Hacker News new | ask | show | jobs
by Joker_vD 79 days ago
Yeah, I too feel that storing the array's length glued to the array's data is not that good of an idea, it should be stored next to the pointer to the array aka in the array view. But the thrall of having to pass around only a single pointer is quite a strong one.
2 comments

> I too feel that storing the array's length glued to the array's data is not that good of an idea, it should be stored next to the pointer to the array aka in the array view.

That’s not cache-friendly, though. I think the short string optimization (keeping short strings alongside the string length, but allocating a separate buffer for longer strings. See https://devblogs.microsoft.com/oldnewthing/20240510-00/?p=10... for how various C++ compilers implement that) may be the best option.
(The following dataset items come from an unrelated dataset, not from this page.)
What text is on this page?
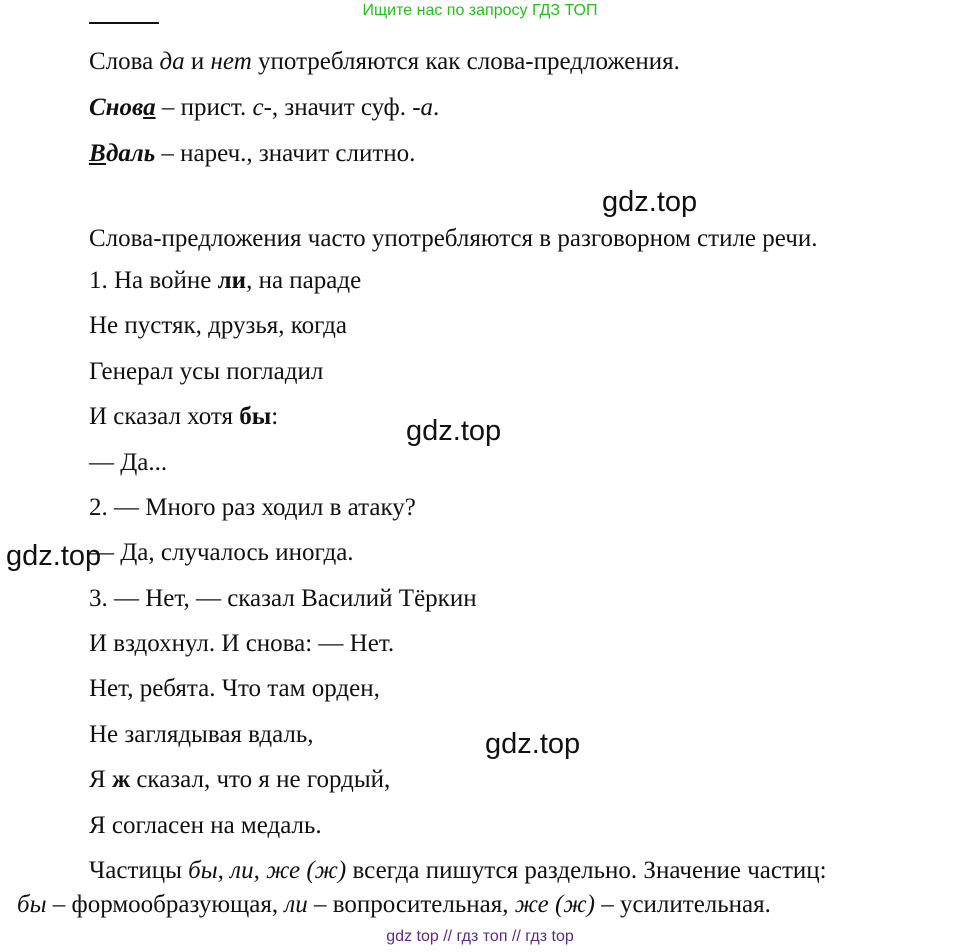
Ищите нас по запросу ГДЗ ТОП
Слова да и нет употребляются как слова-предложения.
Снова – прист. с-, значит суф. -а.
Вдаль – нареч., значит слитно.
Слова-предложения часто употребляются в разговорном стиле речи.
1. На войне ли, на параде
Не пустяк, друзья, когда
Генерал усы погладил
И сказал хотя бы:
— Да...
2. — Много раз ходил в атаку?
— Да, случалось иногда.
3. — Нет, — сказал Василий Тёркин
И вздохнул. И снова: — Нет.
Нет, ребята. Что там орден,
Не заглядывая вдаль,
Я ж сказал, что я не гордый,
Я согласен на медаль.
Частицы бы, ли, же (ж) всегда пишутся раздельно. Значение частиц:
бы – формообразующая, ли – вопросительная, же (ж) – усилительная.
gdz.top
gdz.top
gdz.top
gdz.top
gdz top // гдз топ // гдз top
> That’s not cache-friendly, though.

How so? The string implementations in that post are pretty much that:

    struct string
    {
        char* ptr;
        size_t size;
        union {
            size_t capacity;
            char buf[16];
        };
The pointer and the size are stored together, and they may optionally be located right next to the string's actual data, but only for very small, locally-allocated, short-lived strings; but in normal usage, that pointer points somewhere into the heap.
> they may optionally be located right next to the string's actual data, but only for very small, locally-allocated, short-lived strings

Only for small strings. Locally allocated and short-lived aren’t required for short string optimization to take an effect.

Also, I can’t find a good reference, but “only for small strings” in many programs means “for most strings”.

Is there a reason for the string not to be a struct, so that you're still just passing around a pointer to that struct (or even just passing it by value)?
I might guess that GP is referring not to interface ergonomics (for which a struct is a perfectly satisfactory solution, as you describe), but to implementation efficiency. A pointer is one word. A slice / string view is two words: a length and a pointer. A pointer to a slice is one word, but requires an additional indirection. I personally agree that slices are probably the best all-around choice, but taking double the memory (and incurring double the register pressure, etc.) is a trade-off that's fair to mention.